Der Arbeitsmarkt im Bezirk Salzburg-Umgebung zeigt sich weiterhin robust, auch wenn die Zahl der Arbeitslosen gegenüber dem Vorjahr leicht zugelegt hat. Laut Angaben des Arbeitsmarktservice Salzburg-Umgebung waren Ende Juli 2026 insgesamt 2.448 Personen arbeitslos vorgemerkt – ein Plus von 75 Personen beziehungsweise 3,2 Prozent gegenüber dem Juli des Vorjahres.
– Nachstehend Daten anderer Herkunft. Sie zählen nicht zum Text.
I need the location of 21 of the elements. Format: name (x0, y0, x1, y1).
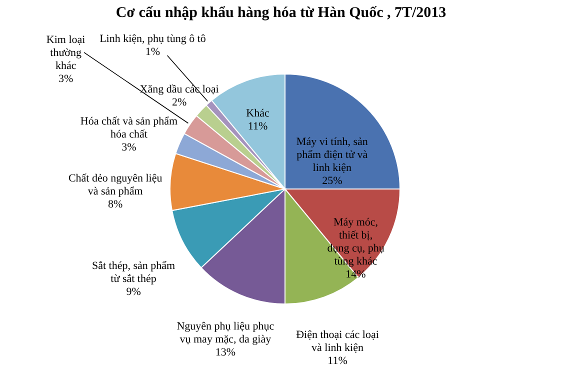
slice-label: Nguyên phụ liệu phục vụ may mặc, da giày (176, 320, 274, 346)
data-label: 9% (126, 286, 141, 298)
data-label: 3% (58, 73, 74, 86)
data-label: 1% (145, 46, 160, 58)
slice-label: Kim loại thường khác (46, 34, 86, 72)
slice-label: Sắt thép, sản phẩm từ sắt thép (92, 260, 176, 286)
data-label: 2% (172, 96, 187, 109)
slice-label: Máy vi tính, sản phẩm điện tử và linh kiện (296, 136, 368, 174)
data-label: 11% (248, 120, 268, 132)
data-label: 8% (108, 198, 123, 210)
slice-label: Linh kiện, phụ tùng ô tô (100, 32, 206, 45)
chart-title: Cơ cấu nhập khẩu hàng hóa từ Hàn Quốc , 7T/2013 (116, 5, 446, 21)
slice-label: Hóa chất và sản phẩm hóa chất (80, 115, 178, 140)
slice-label: Chất dẻo nguyên liệu và sản phẩm (68, 172, 163, 198)
slice-label: Điện thoại các loại và linh kiện (296, 328, 379, 354)
data-label: 11% (328, 354, 348, 367)
data-label: 14% (346, 268, 366, 280)
data-label: 25% (322, 174, 342, 187)
data-label: 3% (122, 141, 136, 154)
slice-label: Khác (246, 107, 270, 120)
data-label: 13% (215, 346, 236, 359)
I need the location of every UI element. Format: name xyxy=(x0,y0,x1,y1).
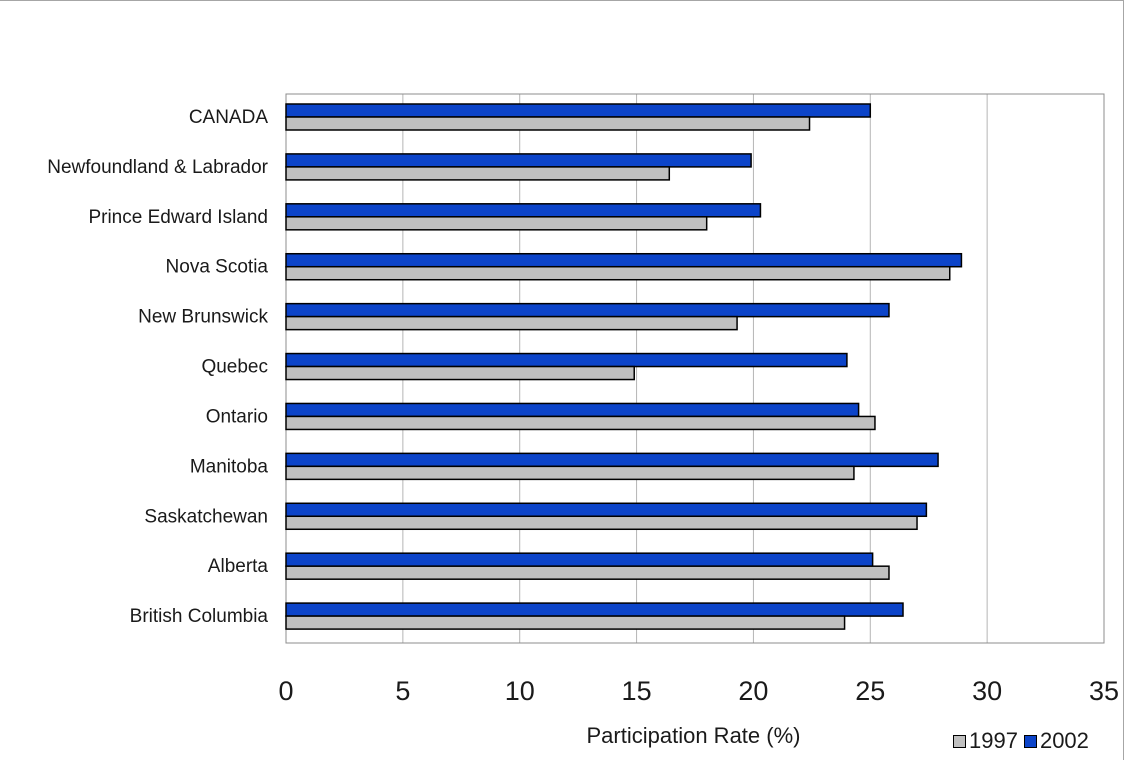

Mit einer Arbeitslosenquote von rund 3,3 Prozent liegt der Flachgau jedoch weiterhin unter dem Salzburger Landesdurchschnitt von etwa 3,8 Prozent.
Ursachen und Folgen
Das AMS führt den leichten Anstieg auf die anhaltend verhaltene Konjunktur zurück. Viele Betriebe agierten derzeit bei Neueinstellungen vorsichtig, wodurch die Dynamik am lokalen Arbeitsmarkt nachlasse. Betroffen seien sowohl Frauen als auch Männer, wenngleich die Entwicklung je nach Altersgruppe unterschiedlich ausfällt.
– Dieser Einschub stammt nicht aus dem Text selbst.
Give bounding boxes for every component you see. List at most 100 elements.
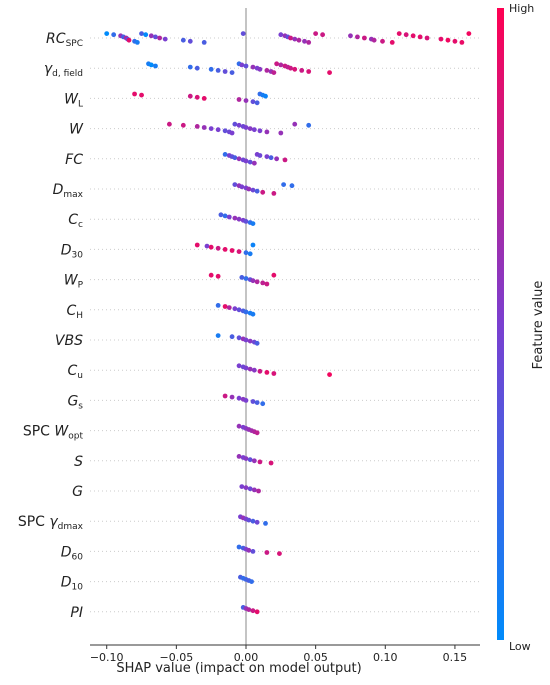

„Die wirtschaftliche Abschwächung wirkt sich zunehmend auf das Einstellungsverhalten der Betriebe aus. Umso wichtiger ist es, Menschen gezielt zu qualifizieren und Unternehmen bestmöglich bei der Personalsuche zu unterstützen“ — Manuela Seidl, Geschäftsstellenleiterin AMS Salzburg-Umgebung
Geschlechtsspezifische und altersbezogene Details
Ende Juli waren 1.214 Frauen arbeitslos gemeldet, ein Anstieg um 40 Personen (3,4 Prozent) gegenüber dem Vorjahr. Bei den Männern stieg die Zahl um 35 Personen (2,9 Prozent) auf 1.124 Arbeitslose.
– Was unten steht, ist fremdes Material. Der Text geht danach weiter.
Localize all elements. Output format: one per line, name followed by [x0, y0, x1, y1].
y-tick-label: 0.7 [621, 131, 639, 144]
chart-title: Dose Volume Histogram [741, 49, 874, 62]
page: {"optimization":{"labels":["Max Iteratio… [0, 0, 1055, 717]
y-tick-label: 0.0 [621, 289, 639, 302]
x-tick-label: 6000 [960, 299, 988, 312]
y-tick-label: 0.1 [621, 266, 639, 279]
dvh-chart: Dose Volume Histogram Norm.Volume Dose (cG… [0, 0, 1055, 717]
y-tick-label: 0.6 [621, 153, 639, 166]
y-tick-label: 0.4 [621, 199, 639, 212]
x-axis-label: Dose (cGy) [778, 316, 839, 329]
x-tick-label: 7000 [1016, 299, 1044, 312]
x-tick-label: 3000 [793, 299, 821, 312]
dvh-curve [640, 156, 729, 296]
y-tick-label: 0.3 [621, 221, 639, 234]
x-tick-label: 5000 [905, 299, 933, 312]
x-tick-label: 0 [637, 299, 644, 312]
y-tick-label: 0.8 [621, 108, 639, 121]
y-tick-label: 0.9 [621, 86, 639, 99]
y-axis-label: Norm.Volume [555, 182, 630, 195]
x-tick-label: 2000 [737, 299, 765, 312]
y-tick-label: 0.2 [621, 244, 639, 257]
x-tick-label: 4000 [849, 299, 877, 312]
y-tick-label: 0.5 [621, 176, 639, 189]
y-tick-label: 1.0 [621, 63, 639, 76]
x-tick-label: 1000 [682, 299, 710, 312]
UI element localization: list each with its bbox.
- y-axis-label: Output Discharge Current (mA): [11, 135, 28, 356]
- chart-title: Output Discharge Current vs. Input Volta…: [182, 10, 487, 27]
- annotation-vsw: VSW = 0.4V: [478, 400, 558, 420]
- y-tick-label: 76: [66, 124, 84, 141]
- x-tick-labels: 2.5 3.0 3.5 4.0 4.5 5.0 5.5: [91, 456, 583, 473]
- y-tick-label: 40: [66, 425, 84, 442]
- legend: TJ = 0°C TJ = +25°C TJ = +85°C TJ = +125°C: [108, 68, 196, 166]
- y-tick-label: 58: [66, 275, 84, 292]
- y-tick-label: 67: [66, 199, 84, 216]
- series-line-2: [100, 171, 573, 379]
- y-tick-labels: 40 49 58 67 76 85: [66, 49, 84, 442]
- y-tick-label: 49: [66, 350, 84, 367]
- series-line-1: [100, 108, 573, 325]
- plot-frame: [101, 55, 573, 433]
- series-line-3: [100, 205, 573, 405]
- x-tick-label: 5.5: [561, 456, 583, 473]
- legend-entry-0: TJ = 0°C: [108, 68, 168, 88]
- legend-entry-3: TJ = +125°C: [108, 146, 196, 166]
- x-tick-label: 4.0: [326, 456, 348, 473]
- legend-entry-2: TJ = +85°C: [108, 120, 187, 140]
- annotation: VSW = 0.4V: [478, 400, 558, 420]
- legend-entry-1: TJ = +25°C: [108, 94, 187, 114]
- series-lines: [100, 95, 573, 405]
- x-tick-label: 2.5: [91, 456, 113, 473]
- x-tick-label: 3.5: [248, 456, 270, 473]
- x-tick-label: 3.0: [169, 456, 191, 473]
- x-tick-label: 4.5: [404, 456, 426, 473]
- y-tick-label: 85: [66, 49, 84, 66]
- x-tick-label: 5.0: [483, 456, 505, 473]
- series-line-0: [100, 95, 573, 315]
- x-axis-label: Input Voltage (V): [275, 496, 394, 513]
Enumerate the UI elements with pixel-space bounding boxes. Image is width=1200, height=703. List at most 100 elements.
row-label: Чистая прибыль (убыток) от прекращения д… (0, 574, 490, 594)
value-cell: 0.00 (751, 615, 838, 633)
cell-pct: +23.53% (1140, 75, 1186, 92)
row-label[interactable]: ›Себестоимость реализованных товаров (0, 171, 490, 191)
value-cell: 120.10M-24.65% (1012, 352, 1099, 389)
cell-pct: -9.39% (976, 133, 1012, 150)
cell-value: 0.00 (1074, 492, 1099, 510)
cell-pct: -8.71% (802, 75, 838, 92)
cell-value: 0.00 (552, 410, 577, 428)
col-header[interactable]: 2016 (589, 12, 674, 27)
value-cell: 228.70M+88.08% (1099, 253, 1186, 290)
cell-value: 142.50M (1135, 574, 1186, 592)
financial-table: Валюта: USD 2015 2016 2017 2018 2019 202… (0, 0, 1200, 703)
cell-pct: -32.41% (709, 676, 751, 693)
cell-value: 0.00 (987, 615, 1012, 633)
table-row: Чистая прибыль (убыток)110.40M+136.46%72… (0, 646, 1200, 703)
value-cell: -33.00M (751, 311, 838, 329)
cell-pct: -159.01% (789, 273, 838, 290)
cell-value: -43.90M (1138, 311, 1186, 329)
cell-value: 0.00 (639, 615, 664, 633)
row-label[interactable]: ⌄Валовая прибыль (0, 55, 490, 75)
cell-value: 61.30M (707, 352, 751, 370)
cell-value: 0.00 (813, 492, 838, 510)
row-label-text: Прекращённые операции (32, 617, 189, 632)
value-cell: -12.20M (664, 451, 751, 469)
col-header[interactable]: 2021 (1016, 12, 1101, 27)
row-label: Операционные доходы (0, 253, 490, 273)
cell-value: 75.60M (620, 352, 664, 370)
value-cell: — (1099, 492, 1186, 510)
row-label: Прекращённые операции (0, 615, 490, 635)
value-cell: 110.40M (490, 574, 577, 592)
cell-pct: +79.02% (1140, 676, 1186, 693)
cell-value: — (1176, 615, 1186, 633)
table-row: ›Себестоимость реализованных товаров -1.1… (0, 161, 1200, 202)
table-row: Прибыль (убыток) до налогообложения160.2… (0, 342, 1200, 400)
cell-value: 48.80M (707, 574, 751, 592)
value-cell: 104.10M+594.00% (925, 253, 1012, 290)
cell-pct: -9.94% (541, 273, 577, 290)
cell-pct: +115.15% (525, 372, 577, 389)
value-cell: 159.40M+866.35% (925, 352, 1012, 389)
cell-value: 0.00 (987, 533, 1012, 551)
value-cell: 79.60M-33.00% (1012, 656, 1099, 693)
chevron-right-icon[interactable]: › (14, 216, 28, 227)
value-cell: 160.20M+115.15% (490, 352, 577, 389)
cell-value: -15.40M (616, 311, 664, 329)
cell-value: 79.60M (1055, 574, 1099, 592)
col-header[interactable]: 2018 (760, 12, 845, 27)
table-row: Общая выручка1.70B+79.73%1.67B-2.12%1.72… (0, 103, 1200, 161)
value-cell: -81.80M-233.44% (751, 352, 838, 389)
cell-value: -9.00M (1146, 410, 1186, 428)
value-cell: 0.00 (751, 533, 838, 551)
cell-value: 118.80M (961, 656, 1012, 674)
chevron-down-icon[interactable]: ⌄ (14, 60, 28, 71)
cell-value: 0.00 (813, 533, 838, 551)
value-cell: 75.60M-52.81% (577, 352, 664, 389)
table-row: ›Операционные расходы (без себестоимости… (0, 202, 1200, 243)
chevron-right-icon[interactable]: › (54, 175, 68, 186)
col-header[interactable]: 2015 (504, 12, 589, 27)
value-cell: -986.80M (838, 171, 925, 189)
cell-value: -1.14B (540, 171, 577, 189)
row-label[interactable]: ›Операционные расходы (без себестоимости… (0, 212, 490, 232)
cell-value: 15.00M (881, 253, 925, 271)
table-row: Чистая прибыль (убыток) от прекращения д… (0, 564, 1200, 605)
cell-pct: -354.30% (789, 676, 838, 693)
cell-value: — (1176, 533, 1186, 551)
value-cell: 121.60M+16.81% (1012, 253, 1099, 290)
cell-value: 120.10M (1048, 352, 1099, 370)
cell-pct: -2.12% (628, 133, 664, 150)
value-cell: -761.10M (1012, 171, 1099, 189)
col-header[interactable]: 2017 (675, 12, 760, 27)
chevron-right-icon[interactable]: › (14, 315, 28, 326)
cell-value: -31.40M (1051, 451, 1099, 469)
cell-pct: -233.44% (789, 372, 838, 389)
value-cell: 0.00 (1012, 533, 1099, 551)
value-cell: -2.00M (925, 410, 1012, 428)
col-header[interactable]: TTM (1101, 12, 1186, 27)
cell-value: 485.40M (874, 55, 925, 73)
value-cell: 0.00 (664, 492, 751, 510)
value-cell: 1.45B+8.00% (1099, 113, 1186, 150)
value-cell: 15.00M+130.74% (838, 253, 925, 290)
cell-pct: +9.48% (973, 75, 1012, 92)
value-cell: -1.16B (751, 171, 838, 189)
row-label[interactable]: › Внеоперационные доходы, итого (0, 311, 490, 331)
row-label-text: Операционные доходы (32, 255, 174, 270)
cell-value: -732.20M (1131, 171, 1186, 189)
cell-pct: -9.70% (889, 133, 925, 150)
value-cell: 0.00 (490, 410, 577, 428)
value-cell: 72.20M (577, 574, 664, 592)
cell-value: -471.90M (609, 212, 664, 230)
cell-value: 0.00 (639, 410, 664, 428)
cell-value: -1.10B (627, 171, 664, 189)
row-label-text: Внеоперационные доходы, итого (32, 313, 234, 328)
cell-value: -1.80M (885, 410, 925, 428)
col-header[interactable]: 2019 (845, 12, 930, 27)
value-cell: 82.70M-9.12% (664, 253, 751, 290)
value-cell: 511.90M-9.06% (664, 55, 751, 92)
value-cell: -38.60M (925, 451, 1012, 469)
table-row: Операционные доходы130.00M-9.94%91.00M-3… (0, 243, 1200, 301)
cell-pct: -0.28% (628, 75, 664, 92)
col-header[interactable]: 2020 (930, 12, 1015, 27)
Bei den jungen Menschen zeigen sich konträre Trends: Die Arbeitslosigkeit der unter 25-Jährigen Frauen ging im Jahresvergleich um 21,5 Prozent auf 113 Personen zurück. Hingegen stieg die Zahl der jungen Männer in derselben Altersgruppe um 15 Prozent auf 169 Personen.
Lehrstellenmarkt bleibt günstig
Ein positives Signal kommt vom Ausbildungsmarkt: Der Lehrstellenmarkt im Flachgau ist laut AMS weiterhin aufnahmefähig. Aktuell stehen 136 offene Lehrstellen lediglich 92 Lehrstellensuchenden gegenüber. Das bedeutet für Jugendliche gute Chancen, rasch eine berufliche Ausbildung zu beginnen.
- Arbeitslose gesamt: 2.448
- Frauen: 1.214 (↑ 40)
- Männer: 1.124 (↑ 35)
- Lehrstellen: 136 offene gegenüber 92 Suchenden
| Gruppe | Zahl | Veränderung gg. Vorjahr |
|---|---|---|
| Gesamt | 2.448 | +75 (3,2%) |
| Frauen | 1.214 | +40 (3,4%) |
| Männer | 1.124 | +35 (2,9%) |
| Frauen <25 | 113 | -21,5% |
| Männer <25 | 169 | +15% |
Für Beschäftigte und Betriebe im Bezirk bedeutet das: Kurzfristig besteht in vielen Branchen weiterhin Bedarf an qualifizierten Arbeitskräften, gleichzeitig bleiben Einstellungen verhaltener. Für junge Menschen eröffnen sich derzeit günstige Einstiegsmöglichkeiten in die Lehrausbildung. Für Ratsuchende empfiehlt das AMS, die lokalen Beratungs- und Qualifizierungsangebote in Anspruch zu nehmen, um die Vermittlungschancen zu erhöhen.